Hi. We are thinking of enabling Jumbo frames on a VSAN vmKernel port (MTU change 1500 to 9000).
Currently we have a 3 node VSAN Cluster that has the ESXi vmKernel VSAN ports set up on 1500. The idea is to change this on each host to enable Jumbo frames (the change has already been made on the physical switches, for the corresponding vmnics (uplinks) and the vDS that has the vmKernel portgroup set up).
The VSAN cluster and vsandatastore has already been set up, and cosequently it has already a number of VMs and vShield Edges (total: 191) running.
We would like to determine impact on making this change.
(Because this change has to be made on a per host basis, we will first changing the value on one host after the other. This means that up until all hosts have the correct MTU value they will be as a group in a inconsistent status. Will we be experiencing vsandatastore disconnection?)
Would it be recomended to power of all VMs before making this change (they all have a VSAN Storage policy of host fault tolerance = 1)?
As per the Network Design document, I would ask why you are going through this exercise? Are you hoping to improve performance in some way?
This document states "Otherwise, jumbo frames are not recommended as the operational cost of configuring jumbo frames throughout the network infrastructure could outweigh the limited CPU and performance benefits."
Yes, I understand that there may be some doubts / discussion as to the overall benefits to be achieved. At the moment I don't want to get in to the discussion wether the overall benefits justify the change. We are in the process of implementing a "Best Practice". As mentioned we believe the change is only needed and will be implemented on the VSAN vmkernel ports, and end to end conectivity for these ports will be guranteed to be only the switches the vmincs are connected.
Our main concern at the moment, is the actual impact of making the change (rather than the actual results). As mentioned the VMs have a Storage Policy of FT=1, even thou this... during the actual change will some VM's loose IO access to their vmdk's?
Would this warrant power in off the VM, or will the Storage Policy guarantee IO access during the change?
I have tested this in my lab and VM objects remained accessible during the change in MTU of one of the hosts to 9000. I will do further testing, but ESXi should be able to fragment the larger packets where required, which will lead to a performance hit.
The statsDB object went inaccessible temporarily during the MTU however. The host I chose to enable for the Jumbo Frames happened to be the Master for the StatsDB (i.e. the host responsible for collecting the stats). This issue resolved itself, however, after a very short time once the election completed.
Currently, the only health check that is failing is the MTU ping test, obviously, but all data tests are passing and all objects and components remain ACTIVE.
As a matter of fact, the MTU size I chose was not supported by the virtual switch my ESXi hosts were connected to either.
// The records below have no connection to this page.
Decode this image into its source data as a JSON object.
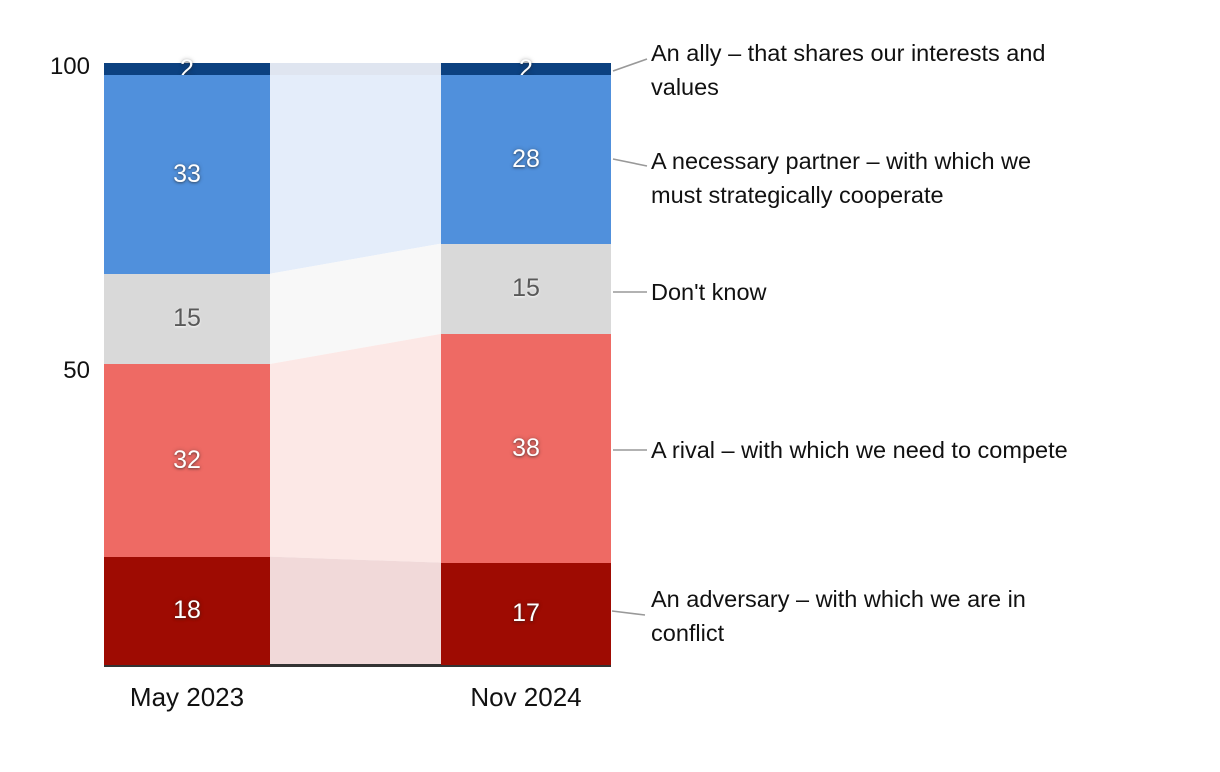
{
  "chart_data": {
    "type": "bar",
    "variant": "stacked-columns-with-connector-bands",
    "title": "",
    "categories": [
      "May 2023",
      "Nov 2024"
    ],
    "series": [
      {
        "name": "An ally – that shares our interests and values",
        "values": [
          2,
          2
        ],
        "color": "#0c4180",
        "connector_color": "#dfe5f0",
        "value_text_color": "#ffffff"
      },
      {
        "name": "A necessary partner – with which we must strategically cooperate",
        "values": [
          33,
          28
        ],
        "color": "#5090dc",
        "connector_color": "#e4edfa",
        "value_text_color": "#ffffff"
      },
      {
        "name": "Don't know",
        "values": [
          15,
          15
        ],
        "color": "#d9d9d9",
        "connector_color": "#f8f8f8",
        "value_text_color": "#595959"
      },
      {
        "name": "A rival – with which we need to compete",
        "values": [
          32,
          38
        ],
        "color": "#ee6a64",
        "connector_color": "#fce8e6",
        "value_text_color": "#ffffff"
      },
      {
        "name": "An adversary – with which we are in conflict",
        "values": [
          18,
          17
        ],
        "color": "#9e0b02",
        "connector_color": "#f1d9d9",
        "value_text_color": "#ffffff"
      }
    ],
    "ylim": [
      0,
      100
    ],
    "y_ticks": [
      "100",
      "50"
    ],
    "grid": false,
    "legend_position": "right-annotations",
    "axis_line_color": "#333333",
    "leader_line_color": "#999999"
  },
  "annotations": [
    {
      "text": "An ally – that shares our interests and\nvalues"
    },
    {
      "text": "A necessary partner – with which we\nmust strategically cooperate"
    },
    {
      "text": "Don't know"
    },
    {
      "text": "A rival – with which we need to compete"
    },
    {
      "text": "An adversary – with which we are in\nconflict"
    }
  ]
}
So, even without end-to-end support, my objects remained accessible.
Loss of communication to a single host should not cause FTT=1 Object to become inaccessible provided that they are healthy and compliant with their Storage Policy before this occurs.
However, any VMs running on a host that loses communication will become inaccessible so I would advise to vMotion all running VMs off the host being configured, then check communication (e.g. host is a vSAN-cluster member, all components still showing as state:5 / ACTIVE, Storage Policy Compliant etc.), then if all looks good, proceed to do the same on the next host.